Supervised Learning: Regression Flashcards
Is Decision Tree / Random Forest a regression or a classification model?
Trick question: it can be either!
from sklearn.ensemble import RandomForestRegressor
from sklearn.ensemble import RandomForestClassifier
What is MSE?
What is one downside with using it?
Mean Squared Error is the standard cost function to be minimized by linear regression models.
Downside: it is suspectible to outliers.
What is the syntax for calculating MSE and R-squared for a linear regression?
from sklearn import metrics
metrics.mean_squared_error(y, y_pred)
metrics.r2_score(y, y_pred)
What are two ways of calculating R-squared?
1.
from sklearn import metrics
metrics.r2_score(y, y_pred) # Runs instantly as long as y_pred is previously calculated
2.
my_linreg.score(X, y) # has to run .predict behind the scenes and might thus take time
What to do when two of your predictors in a linear regression model are highly correlated with each other (collinear), but you’re not sure which one to leave in the model?
- Test the true importance of each variable by running a model with 1 variable at a time MISSING from the model, recording the R^2 each time. The reduction in R^2 with 1 var missing vs all vars present is the true importance of the missing var.
In addition,
2. Consider running a Ridge or Lasso regression (instead of standard linear regression), which are incentivized to “zero-out” whichever of the two coefficients ends up being really small.
Can linear regression fit non-linear data? If so, how?
Yes, by using polynomials of power 2 or greater. To do this manually, add the higher power of EVERY predictor, as well as every interaction term of that power. For example: if predictors are x1, x2, x3, the quadratic model predictors are x1, x2, x3, x1^2, x2^2, x3^2, x1x2, x1x3, x2*x3.
To do this built-in, use the PolynomialsFeatures() transformer.

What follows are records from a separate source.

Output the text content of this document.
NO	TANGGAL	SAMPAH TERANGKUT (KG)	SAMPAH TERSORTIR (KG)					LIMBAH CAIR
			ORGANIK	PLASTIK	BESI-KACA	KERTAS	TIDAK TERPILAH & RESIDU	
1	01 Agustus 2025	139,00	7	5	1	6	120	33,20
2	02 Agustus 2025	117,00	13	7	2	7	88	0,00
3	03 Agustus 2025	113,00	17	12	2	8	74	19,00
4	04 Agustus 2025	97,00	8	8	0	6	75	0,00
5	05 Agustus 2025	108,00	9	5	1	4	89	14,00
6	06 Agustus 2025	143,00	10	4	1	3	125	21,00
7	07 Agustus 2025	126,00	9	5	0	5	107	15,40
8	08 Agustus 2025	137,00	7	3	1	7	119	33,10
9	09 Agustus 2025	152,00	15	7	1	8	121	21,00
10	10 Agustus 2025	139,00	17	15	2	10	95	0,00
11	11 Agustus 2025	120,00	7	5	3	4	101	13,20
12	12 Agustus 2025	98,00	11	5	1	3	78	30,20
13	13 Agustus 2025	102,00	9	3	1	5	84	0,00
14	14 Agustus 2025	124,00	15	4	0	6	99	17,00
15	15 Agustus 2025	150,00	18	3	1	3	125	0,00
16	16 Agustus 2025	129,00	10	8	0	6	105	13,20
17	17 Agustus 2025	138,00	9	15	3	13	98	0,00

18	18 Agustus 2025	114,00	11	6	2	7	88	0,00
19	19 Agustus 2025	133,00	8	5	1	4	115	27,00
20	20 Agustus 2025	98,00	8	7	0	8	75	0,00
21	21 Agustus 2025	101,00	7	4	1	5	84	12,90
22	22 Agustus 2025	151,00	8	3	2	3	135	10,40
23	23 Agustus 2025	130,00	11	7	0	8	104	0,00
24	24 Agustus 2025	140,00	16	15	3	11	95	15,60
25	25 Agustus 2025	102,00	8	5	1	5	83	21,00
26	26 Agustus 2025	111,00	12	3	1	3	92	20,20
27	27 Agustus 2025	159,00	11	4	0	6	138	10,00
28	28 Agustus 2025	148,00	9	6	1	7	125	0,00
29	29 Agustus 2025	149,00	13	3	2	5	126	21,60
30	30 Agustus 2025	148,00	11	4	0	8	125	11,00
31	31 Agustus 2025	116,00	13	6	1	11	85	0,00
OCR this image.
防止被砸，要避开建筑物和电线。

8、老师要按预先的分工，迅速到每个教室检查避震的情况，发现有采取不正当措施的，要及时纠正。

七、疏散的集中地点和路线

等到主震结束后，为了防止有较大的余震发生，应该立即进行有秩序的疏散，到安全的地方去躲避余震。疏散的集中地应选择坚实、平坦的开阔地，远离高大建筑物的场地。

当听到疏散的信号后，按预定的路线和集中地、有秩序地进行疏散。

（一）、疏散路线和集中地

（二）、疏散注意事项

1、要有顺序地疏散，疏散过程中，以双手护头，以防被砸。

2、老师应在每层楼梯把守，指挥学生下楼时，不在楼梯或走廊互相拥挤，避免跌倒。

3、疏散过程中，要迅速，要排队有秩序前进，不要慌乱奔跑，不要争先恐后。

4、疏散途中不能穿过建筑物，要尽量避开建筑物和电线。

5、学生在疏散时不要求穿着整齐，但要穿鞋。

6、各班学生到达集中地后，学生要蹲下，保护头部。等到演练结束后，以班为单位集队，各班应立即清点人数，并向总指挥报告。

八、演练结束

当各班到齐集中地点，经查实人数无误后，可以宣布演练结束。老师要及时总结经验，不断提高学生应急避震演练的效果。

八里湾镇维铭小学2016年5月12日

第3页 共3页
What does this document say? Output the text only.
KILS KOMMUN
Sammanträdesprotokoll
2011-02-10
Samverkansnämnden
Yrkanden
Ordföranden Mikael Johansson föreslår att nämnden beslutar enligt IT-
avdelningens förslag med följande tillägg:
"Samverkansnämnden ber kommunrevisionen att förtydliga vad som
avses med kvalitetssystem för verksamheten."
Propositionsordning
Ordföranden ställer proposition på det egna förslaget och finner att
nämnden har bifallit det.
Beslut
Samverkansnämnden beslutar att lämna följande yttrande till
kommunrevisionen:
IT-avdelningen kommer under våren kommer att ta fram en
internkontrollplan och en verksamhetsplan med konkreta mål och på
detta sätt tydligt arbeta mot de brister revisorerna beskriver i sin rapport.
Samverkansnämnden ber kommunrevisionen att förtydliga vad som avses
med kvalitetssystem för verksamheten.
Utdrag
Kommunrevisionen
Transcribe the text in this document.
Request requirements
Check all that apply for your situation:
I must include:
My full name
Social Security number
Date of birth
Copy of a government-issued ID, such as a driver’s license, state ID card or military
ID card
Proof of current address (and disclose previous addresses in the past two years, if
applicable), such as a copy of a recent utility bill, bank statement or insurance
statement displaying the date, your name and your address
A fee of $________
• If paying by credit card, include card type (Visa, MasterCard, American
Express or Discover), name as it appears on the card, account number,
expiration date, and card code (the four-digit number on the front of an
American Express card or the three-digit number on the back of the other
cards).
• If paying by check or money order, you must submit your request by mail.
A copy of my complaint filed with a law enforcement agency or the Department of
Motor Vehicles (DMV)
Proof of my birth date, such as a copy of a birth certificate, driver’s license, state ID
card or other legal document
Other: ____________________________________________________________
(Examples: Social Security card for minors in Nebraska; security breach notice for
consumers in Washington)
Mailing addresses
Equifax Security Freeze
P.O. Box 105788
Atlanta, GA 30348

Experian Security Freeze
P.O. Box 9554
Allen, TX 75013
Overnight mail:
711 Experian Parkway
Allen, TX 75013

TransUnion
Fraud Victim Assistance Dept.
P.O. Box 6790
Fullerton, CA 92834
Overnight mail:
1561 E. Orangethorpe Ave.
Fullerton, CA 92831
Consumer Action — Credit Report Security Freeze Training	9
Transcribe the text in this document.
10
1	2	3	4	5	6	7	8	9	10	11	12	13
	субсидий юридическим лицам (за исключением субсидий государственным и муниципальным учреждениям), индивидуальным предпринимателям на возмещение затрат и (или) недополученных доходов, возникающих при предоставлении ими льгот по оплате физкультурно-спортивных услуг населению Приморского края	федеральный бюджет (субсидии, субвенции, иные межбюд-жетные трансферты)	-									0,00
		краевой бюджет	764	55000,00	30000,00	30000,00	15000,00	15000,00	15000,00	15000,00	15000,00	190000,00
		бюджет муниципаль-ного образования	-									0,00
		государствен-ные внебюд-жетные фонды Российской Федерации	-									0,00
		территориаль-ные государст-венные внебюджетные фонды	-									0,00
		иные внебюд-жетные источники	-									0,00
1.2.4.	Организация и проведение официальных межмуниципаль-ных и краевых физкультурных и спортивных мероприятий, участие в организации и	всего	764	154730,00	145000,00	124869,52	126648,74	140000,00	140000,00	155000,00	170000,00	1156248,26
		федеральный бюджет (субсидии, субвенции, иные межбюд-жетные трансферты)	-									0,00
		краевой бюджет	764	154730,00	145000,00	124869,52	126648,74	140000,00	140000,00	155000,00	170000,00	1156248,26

What’s the best scaler to use before using PolynomialFeatures?
MaxAbsScaler, because it restricts range to between -1 and 1.
How to add all interaction terms to a linear regression model, while keeping the model truly linear? (i.e., no quadratic or higher powers)
PolynomialFeatures(interaction_only=True)
You suspect a quadratic (non-linear) relationship between at least some of your many predictors and the DV. But adding polynomials and all interactions of all the predictors will result in overfitting (too many predictors for the data size). What’s a solution to this conundrum?
Use Ridge or Lasso regression instead of standard linear regression, which are incentivized to “zero-out” many of the predictors.
How do Ridge and Lasso regression combat overfitting? Be specific.
They are incentivized to minimize the number of betas (coefficients) that are high, balancing that with also minimizing the cost function. This results in many of the betas being near-zero (Ridge) or actually zero (Lasso), which is functionally equivalent to not having put those predictors into the model in the first place.
What is the hyperparameter for Ridge regression and what do its values mean?
Alpha.
Alpha=0 is equivalent to standard regression. The higher alpha is, the more the model is incentivized to produce fewer high betas. Alpha doesn’t have an upper limit; in fact, trying log-increasing alphas (1, 10, 100) is a good idea.
What are the two broad subtypes of supervised learning?
And what are a few examples of each subtype?
Regression and classification.
Regression predicts a continuous outcome variable. Classification predicts a discrete/categorical outcome variable.
Regression examples: linear regression (can be polynomial), Ridge regression, Lasso regression, decision tree, random forest.
Classification examples: logistic regression, decision tree, random forest.
What are the 3 steps involved in training a supervised ML model?
- Choose a FAMILY of models (e.g., linear regression)
- Choose an ERROR METRIC / cost function (often implicitly chosen by default in sklearn)
- ITERATE to find the specific model in the family of models that minimizes the cost function (this is where the power of computing comes in!). For example, a linear regression model with specific Betas is a specific instance of the linear regression family of models.
In a nutshell, how do computers minimize the cost function without finding the exact min (aka “closed solution”) mathematically in a complex multi-dimensional space?
Gradient Descent:
- Calculate the value of the error/cost
- Move a very small distance in the (multidimensional) direction of all the predictors where the function is decreasing the fastest.
- Repeat #1
- Do 1-3 a fixed # of times, or until the error functionally stops decreasing.
- Reaching the GLOBAL min of the cost function is likely but not guaranteed!